Tokenized Treasuries: How On-Chain Bonds Generate 4% Yields

By Kevin GiorginJune 7, 2025 at 03:15 PM GMT+2Edited by Josh Sielstad

In the evolving DeFi landscape, tokenized U.S. Treasuries offer a stable 4% yield while maintaining full collateralization by government bonds. By bringing traditional bond mechanics on-chain, platforms like Fraction and BondAppétit bridge regulated fixed income with crypto-native liquidity.
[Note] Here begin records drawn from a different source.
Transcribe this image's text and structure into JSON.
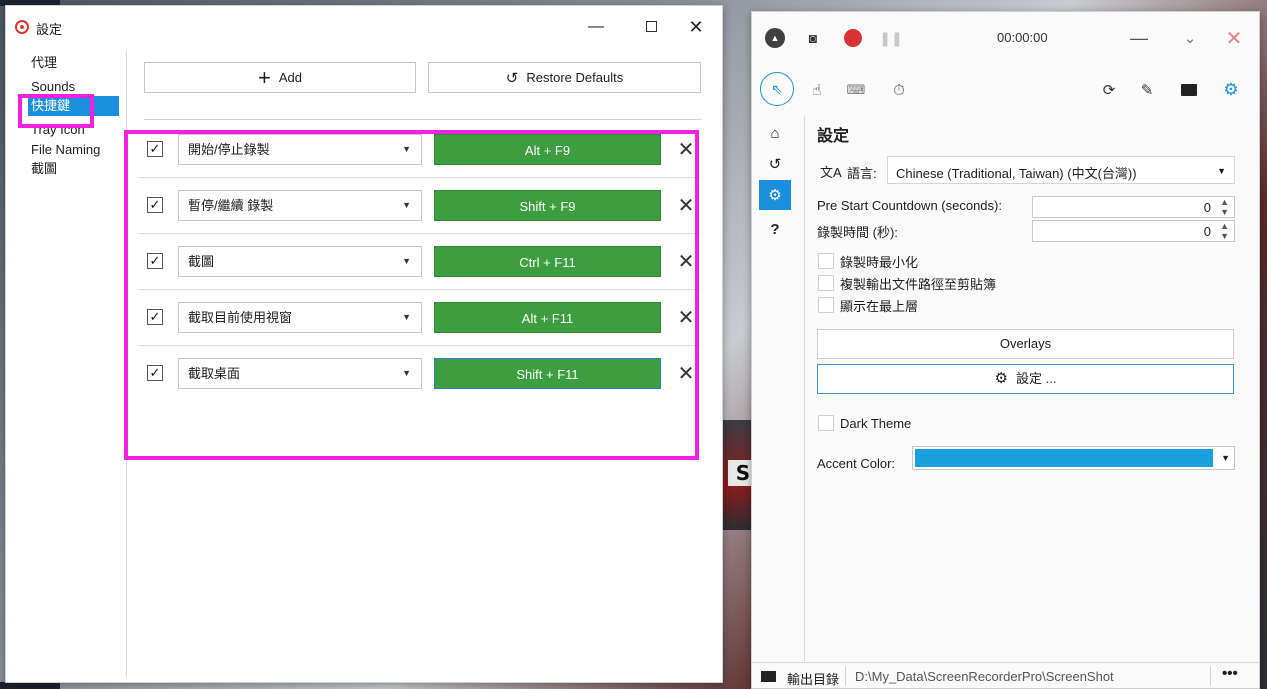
{
  "settings_window": {
    "title": "設定",
    "controls": {
      "minimize": "—",
      "close": "✕"
    },
    "nav": [
      "代理",
      "Sounds",
      "快捷鍵",
      "Tray Icon",
      "File Naming",
      "截圖"
    ],
    "selected_nav": "快捷鍵",
    "add_label": "Add",
    "restore_label": "Restore Defaults",
    "hotkeys": [
      {
        "action": "開始/停止錄製",
        "keys": "Alt + F9",
        "checked": "✓"
      },
      {
        "action": "暫停/繼續 錄製",
        "keys": "Shift + F9",
        "checked": "✓"
      },
      {
        "action": "截圖",
        "keys": "Ctrl + F11",
        "checked": "✓"
      },
      {
        "action": "截取目前使用視窗",
        "keys": "Alt + F11",
        "checked": "✓"
      },
      {
        "action": "截取桌面",
        "keys": "Shift + F11",
        "checked": "✓"
      }
    ],
    "highlight_color": "#ee22e0"
  },
  "recorder_window": {
    "timer": "00:00:00",
    "section_title": "設定",
    "language_label": "語言:",
    "language_value": "Chinese (Traditional, Taiwan) (中文(台灣))",
    "countdown_label": "Pre Start Countdown (seconds):",
    "countdown_value": "0",
    "duration_label": "錄製時間 (秒):",
    "duration_value": "0",
    "checkboxes": [
      "錄製時最小化",
      "複製輸出文件路徑至剪貼簿",
      "顯示在最上層"
    ],
    "overlays_label": "Overlays",
    "settings_button_label": "設定 ...",
    "dark_theme_label": "Dark Theme",
    "accent_label": "Accent Color:",
    "accent_color": "#1c9fdf",
    "output_label": "輸出目錄",
    "output_path": "D:\\My_Data\\ScreenRecorderPro\\ScreenShot",
    "more": "•••"
  }
}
Overview of Tokenized Treasuries

Tokenized treasuries are digital tokens—often ERC-20—that represent fractions of U.S. government debt. Each token is backed one-to-one by real Treasury bills or notes held by a custodian. This system enables 24/7 trading, instant settlement, and programmable features like fractional maturity.

Yield Mechanism

Yield derives from the underlying bond coupons and discount to par for T-bills. On-chain protocols accrue earned interest daily and distribute pro-rata to token holders. For example, a 4-week T-bill yielding 4.2% APR translates to approximately 0.0115% daily credit to the token balance.

Major Platforms

  • Fraction: Partners with regulated custodians, offers T-bill and T-note tokens, automatic yield distribution via smart contracts.
  • BondAppétit: Provides API for issuance and redemption, integrates with Curve for liquidity, and supports customized bond baskets.

Key Risks

  • Custodial risk: Reliant on trusted third-party custody of real-world assets.
  • Regulatory changes: Policy shifts around tokenized securities could impact issuance.
  • Smart contract bugs: Vulnerabilities may freeze tokens or misallocate yields.

Getting Started

To begin, acquire USDC, then mint T-bill tokens via the platform’s portal or DeFi aggregator. Monitor on-chain yield accrual and toggle redemptions at maturity for on-chain or off-chain settlement. Always verify smart contract addresses and review audit reports before depositing.

Disclosure: This article does not represent investment advice. The content and materials featured are for educational purposes only.